[Versión en español aquí.]

I’ve been asked many times why I prefer to write some things, rather than saying them face to face. Usually, people ask me that, believing it is a problem: that I am trying to avoid the discomfort of facing the other person. That I don’t like to see my shyness standing between what I want to say, and what I end up saying. Or maybe that I am scared of the reaction that my words will awaken.

Oddly enough, and even though all three reasons are partially true -although less as the years go on-, time has always agreed with me. And that’s the real reason why I haven’t changed it. Spoken words are carried away by the wind and the memory. And sometimes we even choose not to hear them. But written words remain there forever, and we cannot choose not to read them: curiosity is too strong for it to be ignored. Sooner or later, we will be drawn to read them. When a temptation is permanent, succumbing to it is just a matter of time.

It is truly a pity that the most emotive way of communication is also the one that leaves the least to remember. We recall more about the situation than about the words themselves… until, one day, the conversation is diluted in our memory as a simple summary of the whole thing. But written words are different. You can revive the events they carry with them, long after you forgot them. Thanks to them, you can recall the person they talk to us about.
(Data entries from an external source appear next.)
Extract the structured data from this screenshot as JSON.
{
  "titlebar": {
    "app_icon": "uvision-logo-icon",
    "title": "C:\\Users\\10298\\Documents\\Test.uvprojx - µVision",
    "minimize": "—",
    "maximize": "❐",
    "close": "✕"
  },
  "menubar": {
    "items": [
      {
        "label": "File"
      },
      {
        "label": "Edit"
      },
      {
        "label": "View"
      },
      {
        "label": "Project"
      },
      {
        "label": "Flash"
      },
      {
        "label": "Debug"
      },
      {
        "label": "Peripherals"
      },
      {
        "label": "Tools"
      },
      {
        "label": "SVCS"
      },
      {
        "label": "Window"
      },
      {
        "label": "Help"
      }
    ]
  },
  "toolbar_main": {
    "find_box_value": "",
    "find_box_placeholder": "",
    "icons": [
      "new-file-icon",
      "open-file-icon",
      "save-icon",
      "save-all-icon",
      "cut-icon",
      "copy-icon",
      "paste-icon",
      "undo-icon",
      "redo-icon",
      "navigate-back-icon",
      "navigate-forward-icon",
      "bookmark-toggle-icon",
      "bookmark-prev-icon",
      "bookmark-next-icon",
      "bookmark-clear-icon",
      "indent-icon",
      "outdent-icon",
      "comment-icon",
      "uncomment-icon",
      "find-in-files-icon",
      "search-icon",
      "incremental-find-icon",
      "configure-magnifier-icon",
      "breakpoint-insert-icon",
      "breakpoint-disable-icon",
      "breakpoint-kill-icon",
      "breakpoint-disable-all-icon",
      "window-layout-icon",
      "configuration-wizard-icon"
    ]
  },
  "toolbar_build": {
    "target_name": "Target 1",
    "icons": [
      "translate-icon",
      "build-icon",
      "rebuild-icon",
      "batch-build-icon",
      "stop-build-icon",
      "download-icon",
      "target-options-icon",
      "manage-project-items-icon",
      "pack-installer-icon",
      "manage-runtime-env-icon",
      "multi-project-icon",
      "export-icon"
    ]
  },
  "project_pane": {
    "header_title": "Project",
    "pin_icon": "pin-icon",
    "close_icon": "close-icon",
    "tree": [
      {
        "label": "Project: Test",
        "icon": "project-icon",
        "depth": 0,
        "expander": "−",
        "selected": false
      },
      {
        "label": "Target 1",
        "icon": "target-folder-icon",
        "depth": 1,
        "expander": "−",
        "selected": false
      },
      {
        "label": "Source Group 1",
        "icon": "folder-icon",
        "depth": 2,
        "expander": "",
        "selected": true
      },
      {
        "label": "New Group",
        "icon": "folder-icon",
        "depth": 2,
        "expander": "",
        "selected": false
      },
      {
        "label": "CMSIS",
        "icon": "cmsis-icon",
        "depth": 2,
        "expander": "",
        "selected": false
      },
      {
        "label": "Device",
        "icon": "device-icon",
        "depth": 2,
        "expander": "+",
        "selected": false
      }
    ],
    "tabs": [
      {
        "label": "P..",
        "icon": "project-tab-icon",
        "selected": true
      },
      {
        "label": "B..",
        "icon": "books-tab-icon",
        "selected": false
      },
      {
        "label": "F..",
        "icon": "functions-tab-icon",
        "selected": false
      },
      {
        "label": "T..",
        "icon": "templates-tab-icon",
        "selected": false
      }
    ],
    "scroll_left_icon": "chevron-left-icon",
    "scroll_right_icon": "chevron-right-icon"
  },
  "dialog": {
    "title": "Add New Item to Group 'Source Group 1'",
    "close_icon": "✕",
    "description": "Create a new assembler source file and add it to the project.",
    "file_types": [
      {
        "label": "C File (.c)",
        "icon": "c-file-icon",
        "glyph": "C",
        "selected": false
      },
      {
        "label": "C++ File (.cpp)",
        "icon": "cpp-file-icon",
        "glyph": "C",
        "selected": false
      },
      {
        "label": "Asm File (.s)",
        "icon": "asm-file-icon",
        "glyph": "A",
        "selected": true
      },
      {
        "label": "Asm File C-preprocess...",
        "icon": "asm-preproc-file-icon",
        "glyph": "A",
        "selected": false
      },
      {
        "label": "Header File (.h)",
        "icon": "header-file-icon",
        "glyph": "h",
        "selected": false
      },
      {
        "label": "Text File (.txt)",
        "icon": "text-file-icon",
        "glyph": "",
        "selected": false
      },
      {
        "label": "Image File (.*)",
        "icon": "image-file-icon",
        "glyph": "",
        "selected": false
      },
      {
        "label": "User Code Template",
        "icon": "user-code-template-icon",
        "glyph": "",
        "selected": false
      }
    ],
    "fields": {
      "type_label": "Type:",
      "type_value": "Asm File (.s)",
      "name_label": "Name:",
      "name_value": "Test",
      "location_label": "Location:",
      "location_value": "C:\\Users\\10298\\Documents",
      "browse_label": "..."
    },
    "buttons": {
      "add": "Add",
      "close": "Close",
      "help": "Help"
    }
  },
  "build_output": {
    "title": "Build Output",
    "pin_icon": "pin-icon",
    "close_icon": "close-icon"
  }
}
And sometimes, we can even relish for an instant all the feelings that created them.

Written words are funny in that sense: part of us remains forever engraved to them, talking about who we were, where we used to be, and maybe also where we were going. We can catch a glimpse of our former self -and so can whomever reads us-.

And all this will stay there forever.

It is up to us to make sure that those powerful words are actually worth reading.